Tu écris toujours ? (6)

Aujourd’hui, je suis sorti dans les rues de ma petite ville industrielle qui se fiche pas mal de la poésie et de la littérature. J’ai fait un détour car, de loin, j’ai aperçu le copain d’école avec ses “tu écris toujours ?”. À cause de lui, je mets facilement trente minutes de plus pour entrer dans la boulangerie qui se trouve à dix mètres. Je vois arriver le jour où, la tête enfouie dans le sac à pain, j’entendrai sa voix étouffée : “mais à quoi tu joues avec ce sac à pain, tu écris toujours ?”
Cette cité abrite tout de même quelques lecteurs, peu nombreux, fidèles parmi les fidèles, si clairsemés que je pourrais les nommer sans fatiguer l’érudit qui se penche sur ces lignes. De temps en temps, pas trop régulièrement pour ne pas les lasser, je leur écris pour les avertir d’une nouvelle publication. Leurs réponses me font toujours chaud au coeur. Il faudrait que je pense un jour à les réunir autour d’un bon côtes du Jura, Savagnin de préférence.
Ceci dit, malgré ce carré d’irréductibles, ma bourgade n’est pas le paradis des écrivains. Deux auteurs ayant publié chez un éditeur à “diffusion nationale” (tel est, en théorie, le critère retenu par les organismes qui octroient aides et bourses pour être, non pas pris au sérieux mais considéré comme témoignant d’une activité littéraire), deux auteurs, donc, y subsistaient encore récemment : moi-même et la romancière Marie-Ella Stellfeld, spécialisée dans le polar (le Triangle d’argile, éditions Bérénice, Plastic instinct, éditions Pétrelle, L’homme aux oreilles de jazz, éditions Nykta). Mais Marie-Ella ayant déménagé, il ne reste, sauf erreur de ma part, plus que moi. Alors, nous nous téléphonons mais en évitant de commencer par “tu écris toujours ?”. On a notre fierté.
Nous avons fait connaissance après avoir pris le train pour une grande ville où nous avions été invités, voici quelques années, à une réunion au thème assez fumeux. La structure d’organisation distribue (le mot est fort) quelques aides financières à de rares élus. J’ai postulé souvent et bien sûr sans succès. L’année du premier rejet, j’ai su par une indiscrétion que ma demande avait été écartée avec le commentaire suivant : “l’aspect journalistique pèse trop dans ce dossier.” De fait, je réalise que j’avais commis une grossière erreur dans la constitution de ce dernier en y incluant la liste fastidieuse de toutes mes publications d’articles en rapport avec la littérature dans la presse quotidienne régionale.

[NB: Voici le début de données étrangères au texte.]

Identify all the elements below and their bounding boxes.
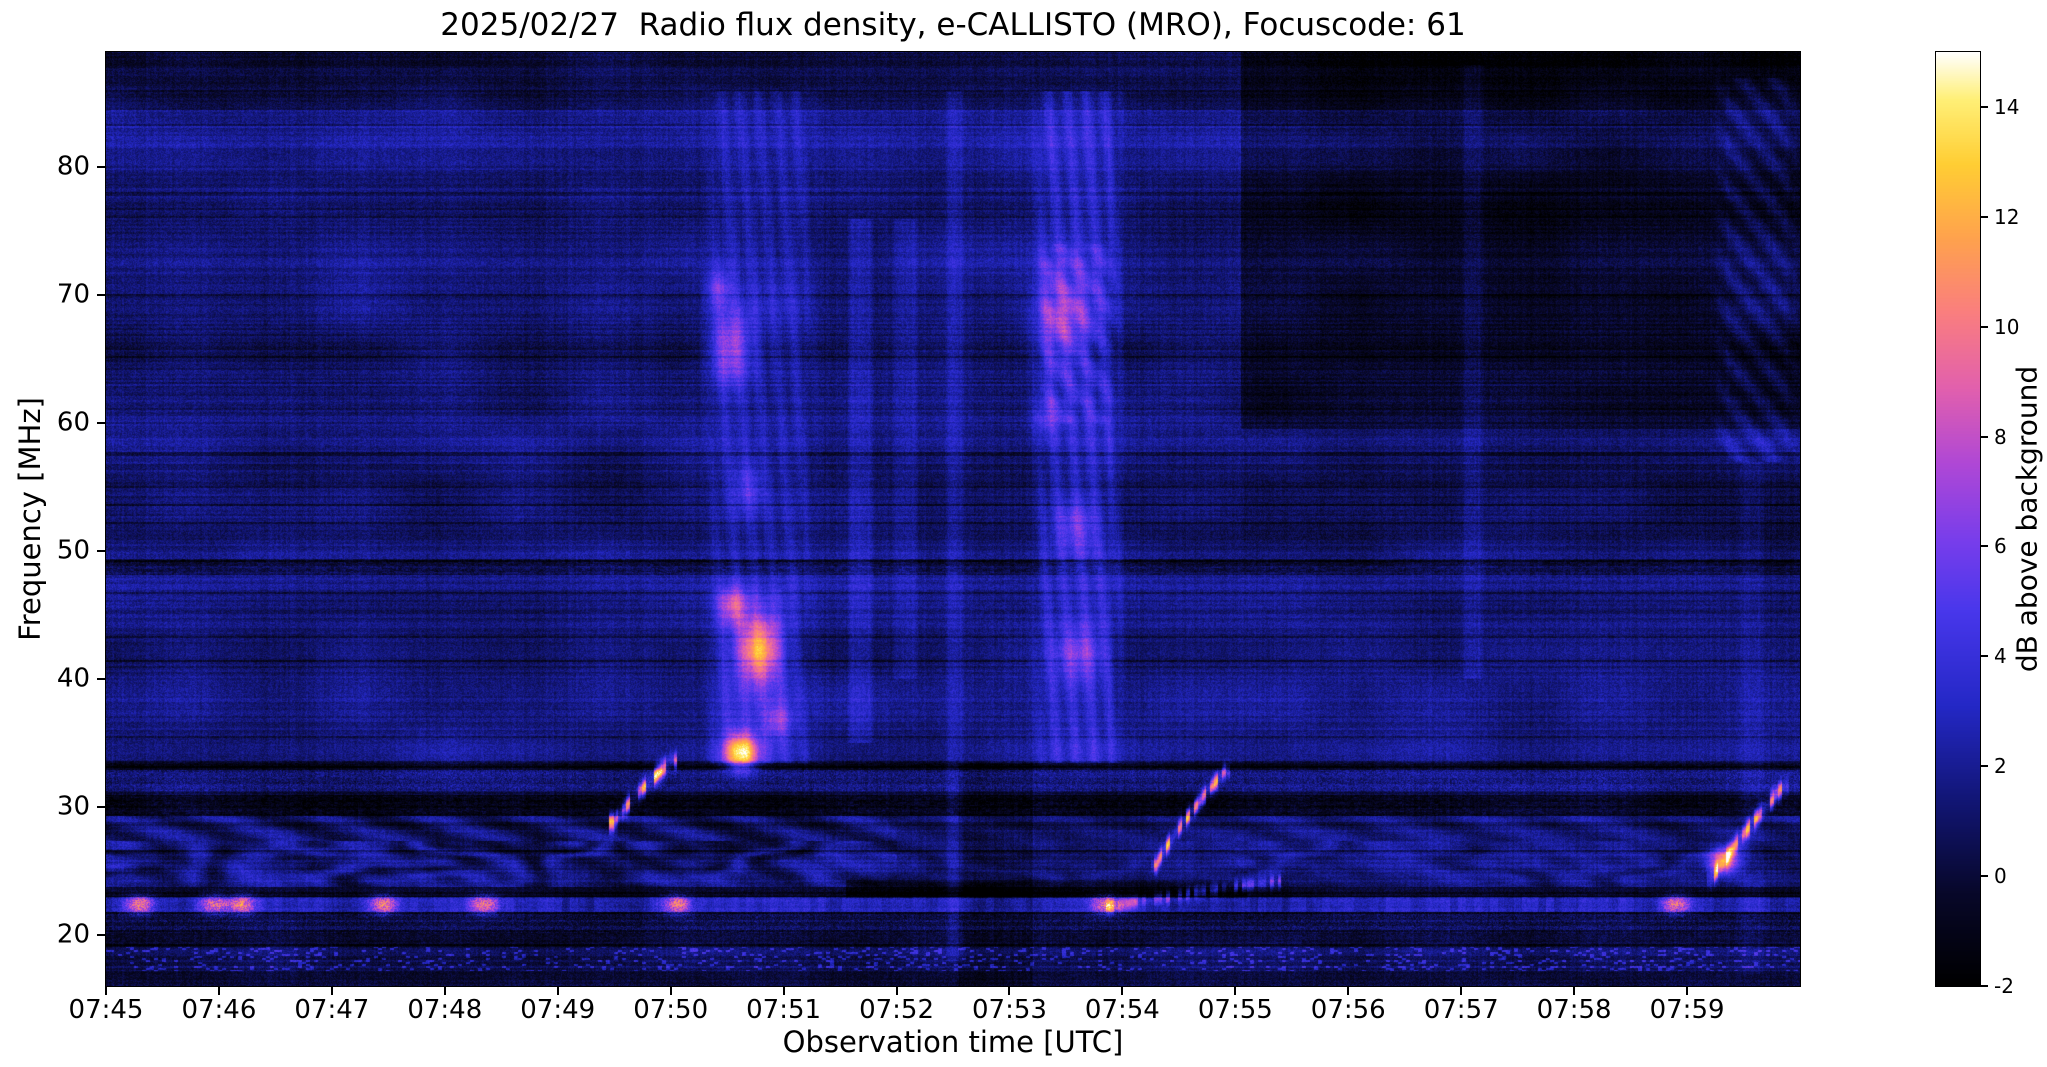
x-tick-label: 07:54: [1084, 995, 1160, 1025]
x-tick-label: 07:53: [971, 995, 1047, 1025]
x-tick-mark: [669, 987, 672, 995]
y-tick-label: 70: [56, 279, 90, 310]
x-tick-label: 07:52: [859, 995, 934, 1025]
colorbar-tick-label: 8: [1994, 424, 2007, 449]
x-tick-label: 07:56: [1310, 995, 1386, 1025]
colorbar-tick-label: 12: [1994, 204, 2020, 229]
y-tick-label: 40: [56, 663, 90, 694]
y-tick-mark: [97, 549, 105, 552]
x-tick-label: 07:55: [1197, 995, 1273, 1025]
colorbar-tick-mark: [1981, 985, 1988, 987]
x-tick-label: 07:59: [1649, 995, 1725, 1025]
y-tick-mark: [97, 805, 105, 808]
x-tick-mark: [1347, 987, 1350, 995]
colorbar-tick-label: 6: [1994, 534, 2007, 559]
y-tick-label: 80: [56, 151, 90, 182]
x-tick-mark: [782, 987, 785, 995]
x-tick-label: 07:46: [181, 995, 257, 1025]
spectrogram-heatmap: [105, 51, 1801, 987]
x-tick-label: 07:58: [1536, 995, 1612, 1025]
colorbar-tick-label: 2: [1994, 754, 2007, 779]
colorbar-tick-label: -2: [1994, 974, 2014, 998]
y-tick-mark: [97, 294, 105, 297]
x-tick-mark: [1573, 987, 1576, 995]
y-tick-label: 60: [56, 407, 90, 438]
colorbar-tick-mark: [1981, 545, 1988, 548]
x-tick-mark: [1686, 987, 1689, 995]
x-tick-mark: [1234, 987, 1237, 995]
x-tick-mark: [217, 987, 220, 995]
y-tick-label: 20: [56, 919, 90, 950]
colorbar-tick-mark: [1981, 655, 1988, 658]
y-tick-mark: [97, 677, 105, 680]
colorbar-tick-label: 4: [1994, 644, 2007, 669]
colorbar-tick-mark: [1981, 435, 1988, 438]
x-tick-mark: [1008, 987, 1011, 995]
colorbar-tick-mark: [1981, 105, 1988, 108]
colorbar-tick-label: 14: [1994, 94, 2020, 119]
x-tick-label: 07:51: [746, 995, 822, 1025]
y-tick-label: 50: [56, 535, 90, 566]
colorbar-tick-mark: [1981, 765, 1988, 768]
colorbar-label: dB above background: [2010, 365, 2044, 673]
y-tick-mark: [97, 933, 105, 936]
x-tick-mark: [556, 987, 559, 995]
x-tick-mark: [1460, 987, 1463, 995]
x-tick-mark: [895, 987, 898, 995]
x-tick-mark: [330, 987, 333, 995]
y-tick-mark: [97, 422, 105, 425]
x-tick-label: 07:45: [68, 995, 144, 1025]
colorbar-tick-mark: [1981, 875, 1988, 878]
y-tick-mark: [97, 166, 105, 169]
x-tick-label: 07:57: [1423, 995, 1499, 1025]
x-tick-label: 07:49: [520, 995, 596, 1025]
x-axis-label: Observation time [UTC]: [782, 1025, 1124, 1059]
colorbar-tick-label: 10: [1994, 314, 2020, 339]
x-tick-label: 07:50: [633, 995, 709, 1025]
chart-title: 2025/02/27 Radio flux density, e-CALLIST…: [440, 7, 1466, 43]
colorbar-tick-label: 0: [1994, 864, 2007, 889]
x-tick-mark: [105, 987, 107, 995]
x-tick-mark: [443, 987, 446, 995]
colorbar: [1935, 51, 1981, 987]
x-tick-label: 07:48: [407, 995, 483, 1025]
x-tick-label: 07:47: [294, 995, 370, 1025]
x-tick-mark: [1121, 987, 1124, 995]
colorbar-tick-mark: [1981, 325, 1988, 328]
colorbar-tick-mark: [1981, 215, 1988, 218]
y-tick-label: 30: [56, 791, 90, 822]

Outre la mauvaise réputation (le plus souvent justifiée) de cette presse, le déséquilibre ainsi créé entre mes “chantiers” de création et mes travaux alimentaires pour les journaux locaux produisit sans doute le plus mauvais effet. Mes dix années de “locale” dans un quotidien qui porte mal son titre me collaient à la peau. Je n’étais qu’un “journaleux” qui prétendait attirer sur lui une manne dispensée de très haut par des gens qui, eux, savent ce qu’est la littérature, la vraie, celle dont l’auteur ne s’appuie pas, pour assurer l’intendance, sur les béquilles d’un journalisme crapoteux. Mais que voulez-vous, il faut bien survivre et, n’étant ni rentier ni enseignant ni attaché d’ambassade ni retraité de l’armée ni gardien de phare...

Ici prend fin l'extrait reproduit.